Choosing a Capture Device

Picking a capture device depends on your personal setup and budget. There are a couple of important features that differentiate the devices. Here is a list of qualities that you should consider.

Connection Type
If you have a desktop computer you can choose between internal cards with PCIe or external devices with USB. If you want to use a notebook you are limited to USB and ExpressCard devices. You also have to check if USB 3.0 devices require USB 3.0 or if they will also work on USB 2.0. Sometimes USB 3.0 devices only work on certain chipsets in your computer, so make sure to the compatibility before you buy a capture device.

Video Input Types
There are different types of cables that capture devices can accept. Do you need HDMI for HD consoles? What about S-video and component. The DVI input can usually accept both analogue RGB (VGA) and digital signals (HDMI), but make sure that it accepts the type you want to record with it.

Supported Resolutions
If you want to capture from a 1080p source you will need a capture card that supports 1080p60 input. Not all HDMI capture devices will accept this resolution and many will only save half of the frames, making it 29.97fps. If you want to capture retro consoles you should find out if the card accepts 240p signals on the component or VGA/DVi input.

Refresh Rates
Does the card accept only standard 59.94Hz signals or can you also record your consoles that output at 60.10Hz? And if the card accepts a non-standard refresh rate, does it allow you to record at that specific framerate? Devices from Blackmagic are known to have problems with non-standard refresh rates. The AverMedia H727 on the other hand accepts them, but the picture will jump slightly every couple seconds.

Full / Limited RGB Range
Does it support Full Range RGB and is there an option to switch to limited range?

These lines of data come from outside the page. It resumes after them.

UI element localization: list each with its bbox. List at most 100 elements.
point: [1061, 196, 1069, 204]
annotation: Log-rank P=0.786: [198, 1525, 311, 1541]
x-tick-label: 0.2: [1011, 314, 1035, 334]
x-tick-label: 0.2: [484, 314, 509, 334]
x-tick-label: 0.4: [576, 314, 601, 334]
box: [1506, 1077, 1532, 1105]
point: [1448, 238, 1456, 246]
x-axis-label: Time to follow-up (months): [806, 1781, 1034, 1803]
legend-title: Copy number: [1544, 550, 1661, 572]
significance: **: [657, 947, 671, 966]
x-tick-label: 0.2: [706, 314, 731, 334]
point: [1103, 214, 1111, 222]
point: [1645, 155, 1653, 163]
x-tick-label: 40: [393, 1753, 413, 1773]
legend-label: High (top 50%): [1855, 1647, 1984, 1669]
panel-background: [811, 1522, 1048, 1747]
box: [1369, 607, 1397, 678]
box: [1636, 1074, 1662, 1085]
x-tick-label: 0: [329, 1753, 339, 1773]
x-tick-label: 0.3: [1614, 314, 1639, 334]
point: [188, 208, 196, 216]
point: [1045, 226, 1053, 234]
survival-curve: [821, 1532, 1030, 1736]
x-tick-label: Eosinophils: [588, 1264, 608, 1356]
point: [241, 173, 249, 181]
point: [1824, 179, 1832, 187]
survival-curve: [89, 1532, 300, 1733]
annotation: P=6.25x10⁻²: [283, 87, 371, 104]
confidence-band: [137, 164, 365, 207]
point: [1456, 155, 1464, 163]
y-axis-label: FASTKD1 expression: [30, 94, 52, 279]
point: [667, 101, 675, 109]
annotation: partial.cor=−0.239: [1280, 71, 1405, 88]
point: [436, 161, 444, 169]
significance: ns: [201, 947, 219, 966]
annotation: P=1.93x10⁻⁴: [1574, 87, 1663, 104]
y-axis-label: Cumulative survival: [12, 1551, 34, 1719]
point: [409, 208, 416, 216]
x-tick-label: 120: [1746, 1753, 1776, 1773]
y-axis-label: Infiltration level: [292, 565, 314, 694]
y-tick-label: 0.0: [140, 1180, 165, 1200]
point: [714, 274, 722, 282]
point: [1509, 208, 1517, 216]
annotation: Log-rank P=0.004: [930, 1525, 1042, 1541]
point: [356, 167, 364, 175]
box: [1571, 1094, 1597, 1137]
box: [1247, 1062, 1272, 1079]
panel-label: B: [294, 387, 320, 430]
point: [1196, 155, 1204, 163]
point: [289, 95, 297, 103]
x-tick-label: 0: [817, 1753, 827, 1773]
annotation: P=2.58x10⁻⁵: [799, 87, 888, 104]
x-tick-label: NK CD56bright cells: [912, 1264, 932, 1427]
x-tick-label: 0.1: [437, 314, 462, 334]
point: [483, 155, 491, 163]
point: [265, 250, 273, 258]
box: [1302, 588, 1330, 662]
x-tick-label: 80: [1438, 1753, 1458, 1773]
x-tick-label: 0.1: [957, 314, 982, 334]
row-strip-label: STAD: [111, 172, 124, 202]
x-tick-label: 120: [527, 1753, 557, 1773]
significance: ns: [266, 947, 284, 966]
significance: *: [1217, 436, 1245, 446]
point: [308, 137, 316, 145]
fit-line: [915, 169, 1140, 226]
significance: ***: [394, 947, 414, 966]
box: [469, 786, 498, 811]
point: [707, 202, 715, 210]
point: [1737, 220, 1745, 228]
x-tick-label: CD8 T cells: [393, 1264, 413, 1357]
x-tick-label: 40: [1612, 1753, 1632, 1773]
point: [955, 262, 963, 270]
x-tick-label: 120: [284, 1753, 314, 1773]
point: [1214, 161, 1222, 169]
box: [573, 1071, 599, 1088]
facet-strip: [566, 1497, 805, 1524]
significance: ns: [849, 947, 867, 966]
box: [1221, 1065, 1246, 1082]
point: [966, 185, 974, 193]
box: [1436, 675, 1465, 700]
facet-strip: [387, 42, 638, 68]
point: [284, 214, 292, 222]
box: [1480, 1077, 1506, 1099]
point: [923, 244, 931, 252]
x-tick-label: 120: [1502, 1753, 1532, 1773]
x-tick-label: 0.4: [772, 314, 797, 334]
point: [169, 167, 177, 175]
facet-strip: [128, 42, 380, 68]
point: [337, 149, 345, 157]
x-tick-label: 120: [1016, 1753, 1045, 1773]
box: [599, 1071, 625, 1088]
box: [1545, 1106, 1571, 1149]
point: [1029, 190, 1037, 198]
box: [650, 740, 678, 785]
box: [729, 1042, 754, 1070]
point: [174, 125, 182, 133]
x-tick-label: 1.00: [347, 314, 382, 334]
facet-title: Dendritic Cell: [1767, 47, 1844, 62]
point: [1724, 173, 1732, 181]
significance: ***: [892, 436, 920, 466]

How is 240p content handled?
Most devices will record all 15kHz input as interlaced 720x480 video, but some devices will record 240p input as 720x240.

Does it handle resolution changes?
Consoles like the PS3 switch between different output modes, but also retro games sometimes switch between 240p and 480i. On some capture devices this will stop the recording, others will have a gap after the resolution change and some capture devices have no problems with this.

Does it support DirectShow? Is there a delay?
Usually DirectShow devices will only have a very small delay, but devices with an built in H264 encoder can have up to a couple seconds delay. If you have to use the vendor software you might also have higher delay than with a DirectShow device in programs like AmaRecTv.

Is it lossless?
Devices with a built in H264 lower the quality a bit, but create smaller files without stressing your CPU. These devices will also use the YV12 colorspace instead of higher quality YUY2 in lossless devices.

DVR Functionality
Does the capture software for the device allow you to rewind and start a recording at a scene that has already happened?

Standalone Recorder
Most capture devices will need a computer, but some will also be able to record without one. These devices are more portable.

Passthrough and Transcoding
Does the capture device have an output for the video or do you need a seperate splitter if you want to record and play on the TV at the same time? Some devices can also transcode analogue inputs and display them on their digital HDMI output.